Le géant américain Nvidia demeure la figure de proue de l’industrie mondiale des semi-conducteurs. Cependant, cette position n’est pas inattaquable. Les startups européennes spécialisées dans les puces pour l’IA attirent de plus en plus de financements pour concurrencer Nvidia. Dans le même temps, la demande pour une infrastructure IA efficace ne cesse de croître.
Les startups européennes lèvent des centaines de millions
Des entreprises des Pays-Bas, du Royaume-Uni et de France développent des architectures alternatives de puces mieux adaptées à l’inférence en IA, c’est-à-dire l’application de modèles entraînés. Le secteur déplace ainsi son focus de la puissance de calcul brute vers l’efficacité, la consommation énergétique et la scalabilité.
La société néerlandaise Euclyd, fondée par l’ancien dirigeant d’ASML Bernardo Kastrup, est par exemple en discussion avec des investisseurs pour une levée de fonds d’au moins 100 millions d’euros. L’entreprise souhaite faire évoluer sa technologie et servir ses premiers clients.

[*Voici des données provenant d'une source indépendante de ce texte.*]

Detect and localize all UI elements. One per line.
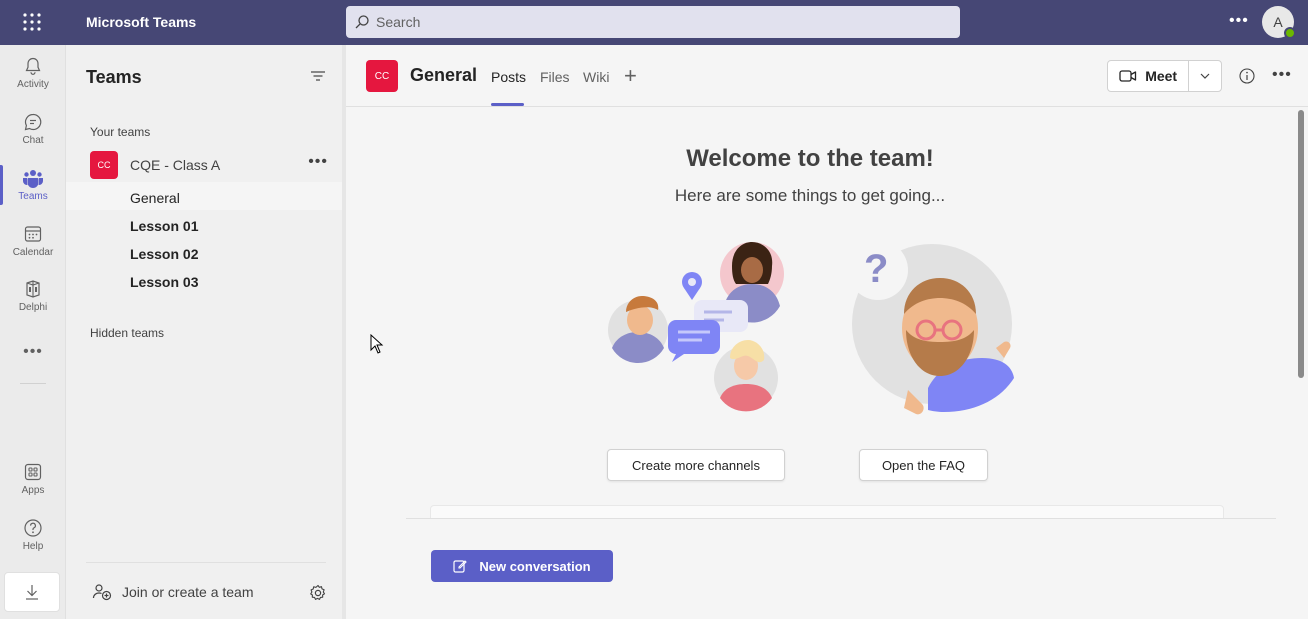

D’autres acteurs européens cherchent également du capital. La société britannique Optalysys prévoit une levée de plus de 100 millions de dollars. Fractile et la française Arago visent plusieurs centaines de millions de dollars. Plus tôt cette année, plus de 200 millions de dollars ont déjà été investis dans Axelera et Olix.
L’essor de ces startups intervient alors que Nvidia est devenu l’une des entreprises les plus valorisées au monde, grâce à ses GPU cruciaux pour l’entraînement des modèles IA. Néanmoins, l’attention se tourne désormais vers l’inférence, où les investisseurs voient un potentiel d’innovation.
« L’inférence est désormais dominante et l’architecture existante des GPU n’est pas conçue de manière optimale pour cette échelle, » selon Patrick Schneider-Sikorsky du NATO Innovation Fund.
Nouvelles technologies pour améliorer l’efficacité
Euclyd développe des puces qui, selon l’entreprise, sont jusqu’à 100 fois plus économes en énergie pour l’inférence en IA que les systèmes récents de Nvidia. Au lieu de déplacer continuellement les données en mémoire, cette technologie traite les informations simultanément en plusieurs points.
Cela pourrait engendrer des coûts moindres et une réduction de la consommation énergétique dans les centres de données. Néanmoins, beaucoup de ces solutions en sont encore à un stade précoce et n’ont pas encore fait leurs preuves à grande échelle commercialement.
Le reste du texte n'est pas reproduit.